Asked Jan 31, 2010, 12:36 PM
The subject of this query was a 36 year old WF, H=63" W=200 lb. Death resulted from a high impact automobile collision. Death was instantaneous. The cause of death was blunt force trauma resulting in massive internal injuries including lacerations of pleural cavity, transection of descending aorta, transection of spinal cord at cervical as well as thoracic.
The autopsy was performed in a timely manner, within 15-17 hours of death. Three pathologists were involved. None reported an odor of alcohol during the prosection. There were no indications of chronic alcohol use or abuse. Personal history disclosed no alcohol abuse nor record of heavy drinking. In fact, all of the reprts indicated she drank very small amounts, infrequently and neither acquaintances or family had ever seen her intoxicated.

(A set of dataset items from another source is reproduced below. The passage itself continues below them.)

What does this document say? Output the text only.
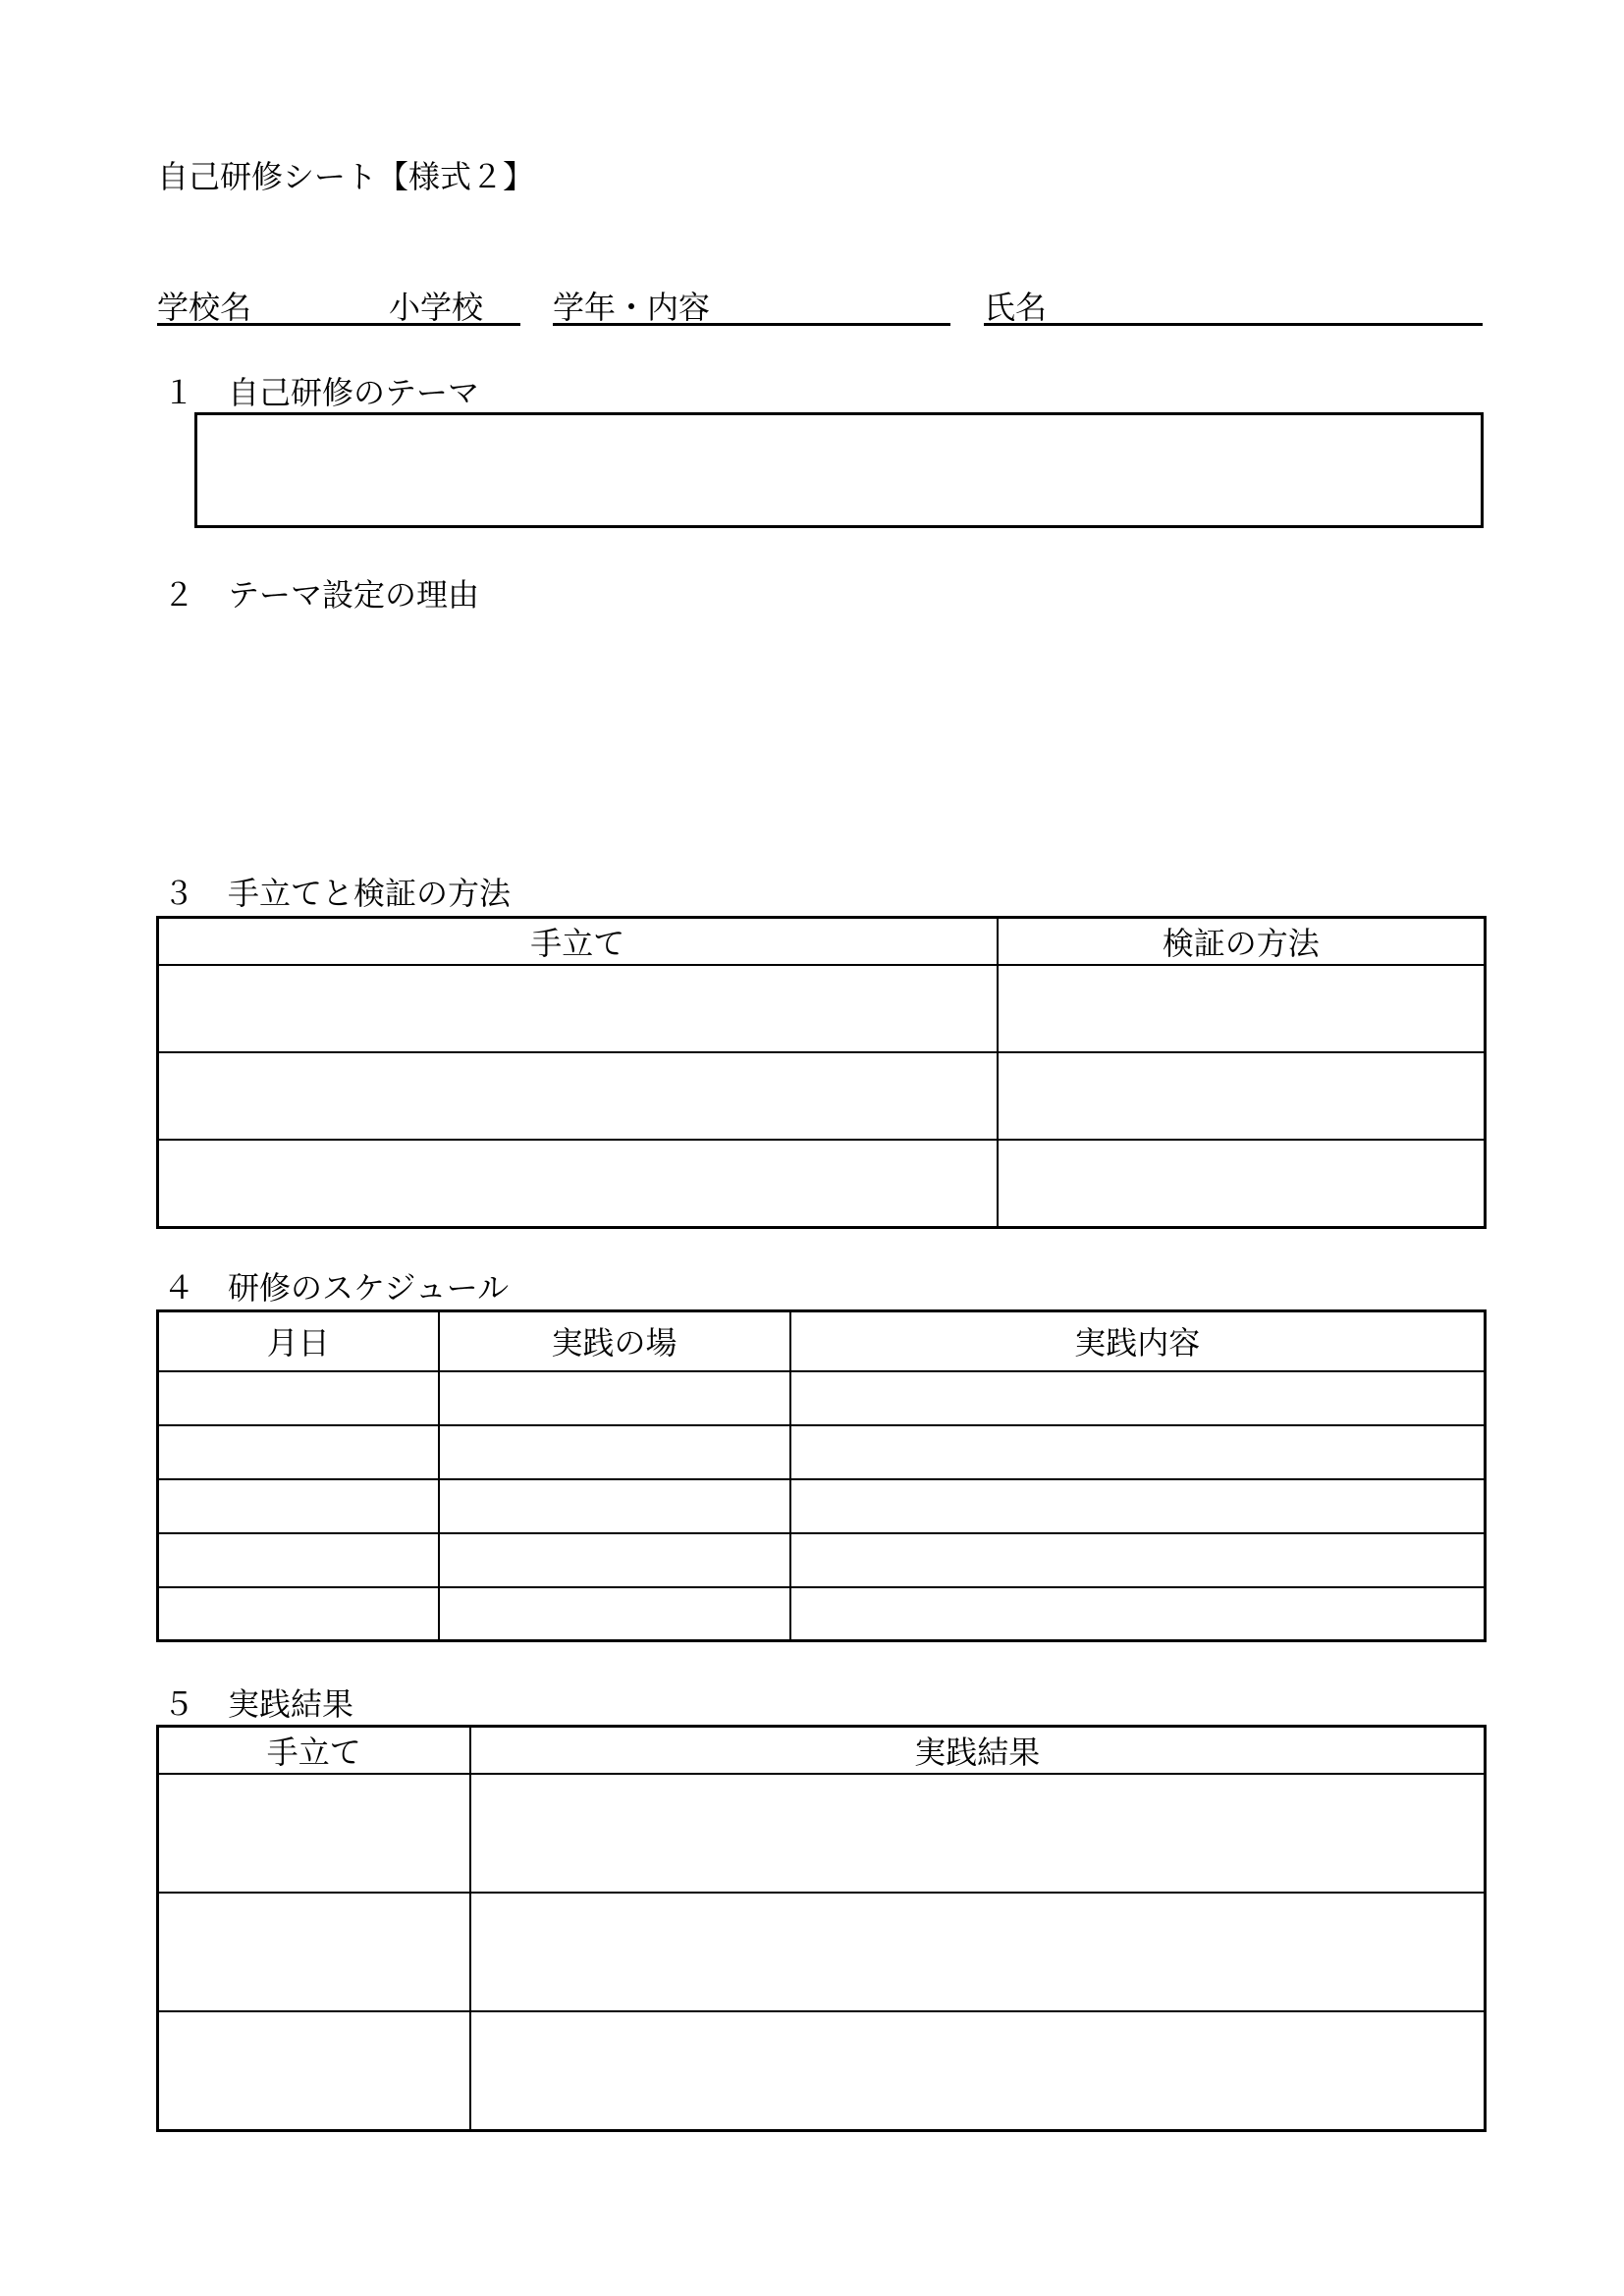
自己研修シート【様式２】
学校名	小学校 学年・内容	氏名
１ 自己研修のテーマ
２ テーマ設定の理由
３ 手立てと検証の方法
手立て	検証の方法

４ 研修のスケジュール
月日	実践の場	実践内容

５ 実践結果
手立て	実践結果
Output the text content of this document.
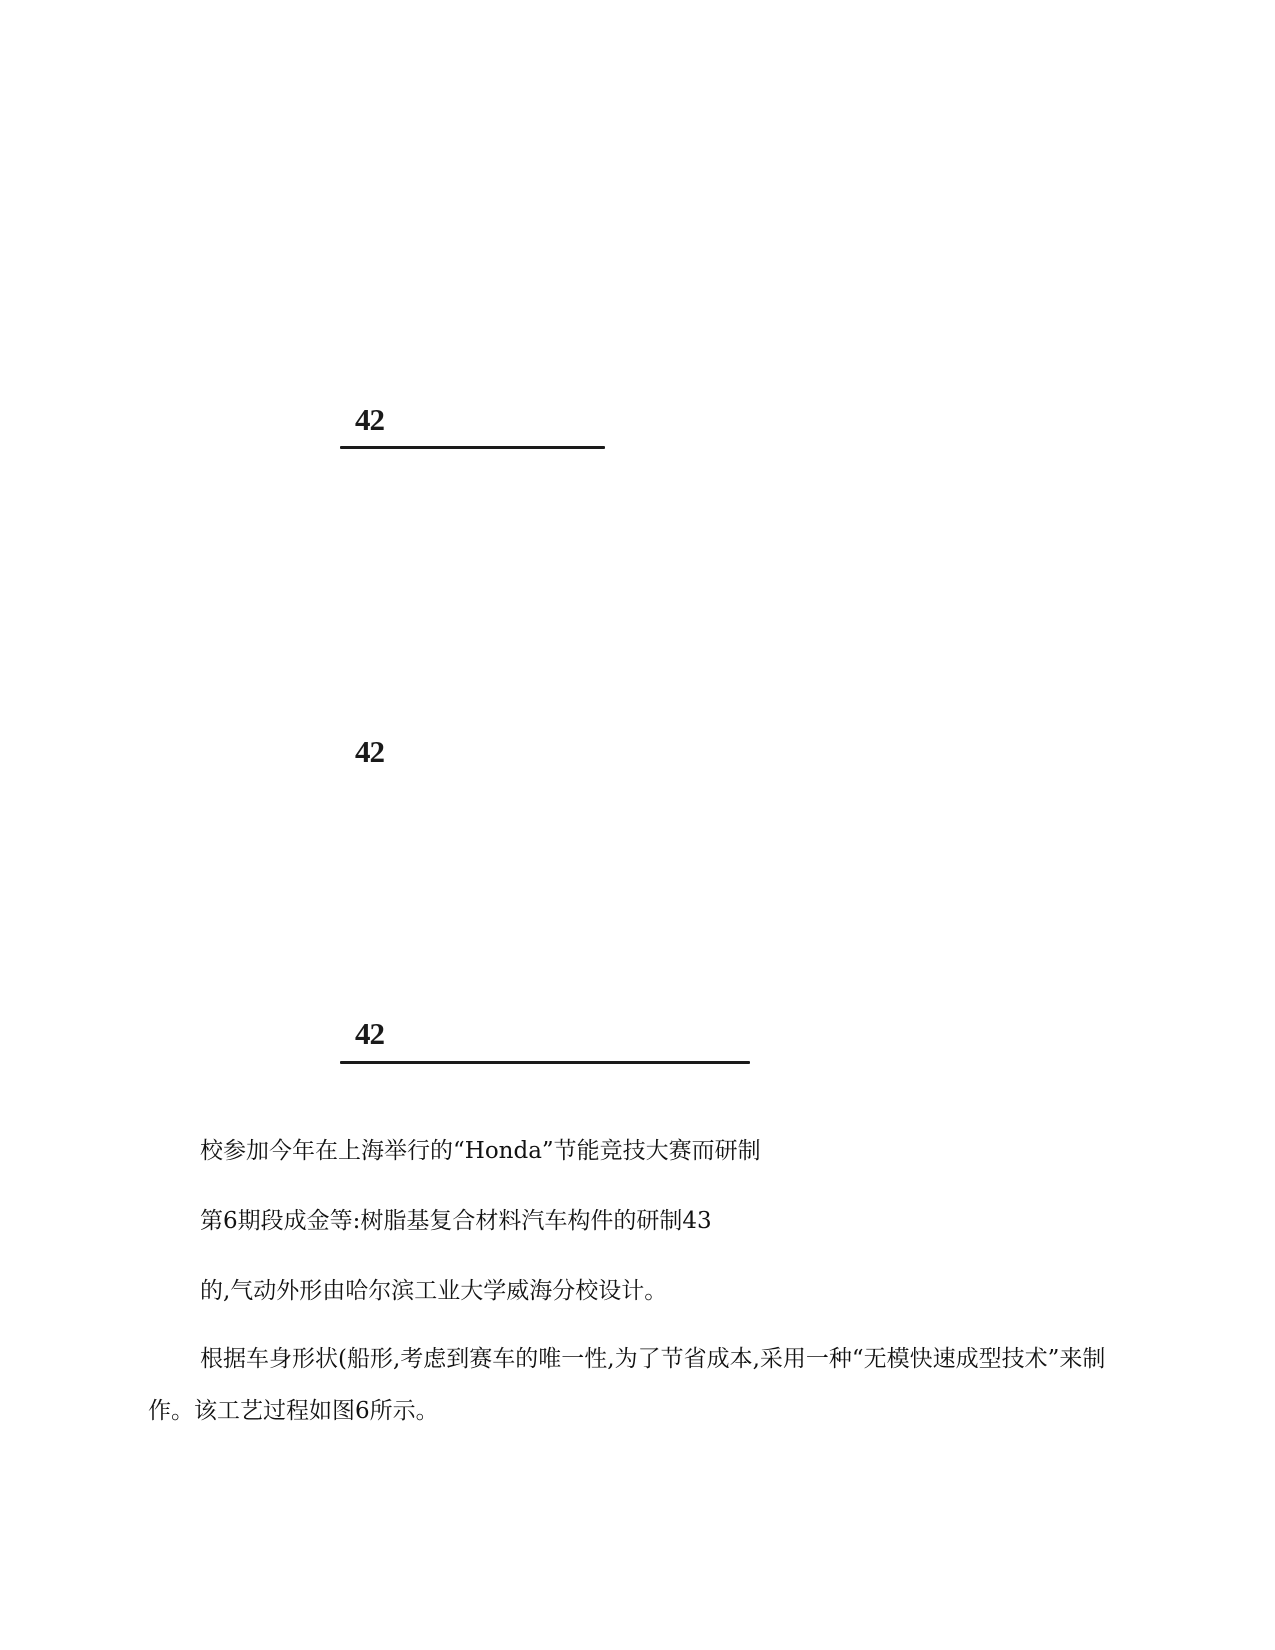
42
42
42
校参加今年在上海举行的“Honda”节能竞技大赛而研制
第6期段成金等:树脂基复合材料汽车构件的研制43
的,气动外形由哈尔滨工业大学威海分校设计。
根据车身形状(船形,考虑到赛车的唯一性,为了节省成本,采用一种“无模快速成型技术”来制作。该工艺过程如图6所示。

For the purpose of histologic examination and toxicology a blood sample was drawn from the R-chest cavity. A urine sample was obtained, also vitreous fluid, brain tissue and gastric contents. Tox testing (GCFID) disclosed a Blood Alcohol Content (BAC) of
.19 g/100ml; Urine Alcohol Content (UAC) of .25; Vitreous Alcohol Content (VAC) of .23Stomach Alcohol Content (gastric) was measured as 1.75 (each of these figures is expressed in g/100ml). The toxicologist further stated that the stomach contained 6 grams of unabsorbed alcohol (6g/350ml). I find these figures troubling. With VAC and UAC both higher than BAC would seem to indicate she was in the post-absorptive stage. Yet, this is contradicted by unabsorbed alcohol in the stomach. Second, the nature and extent of the injuries contraindicate central cavity blood sampling and particularly from pooled blood. Third, if the SAC reading is accurate, postmortem redistribution almost certainly contaminated the blood from which the sample was extracted.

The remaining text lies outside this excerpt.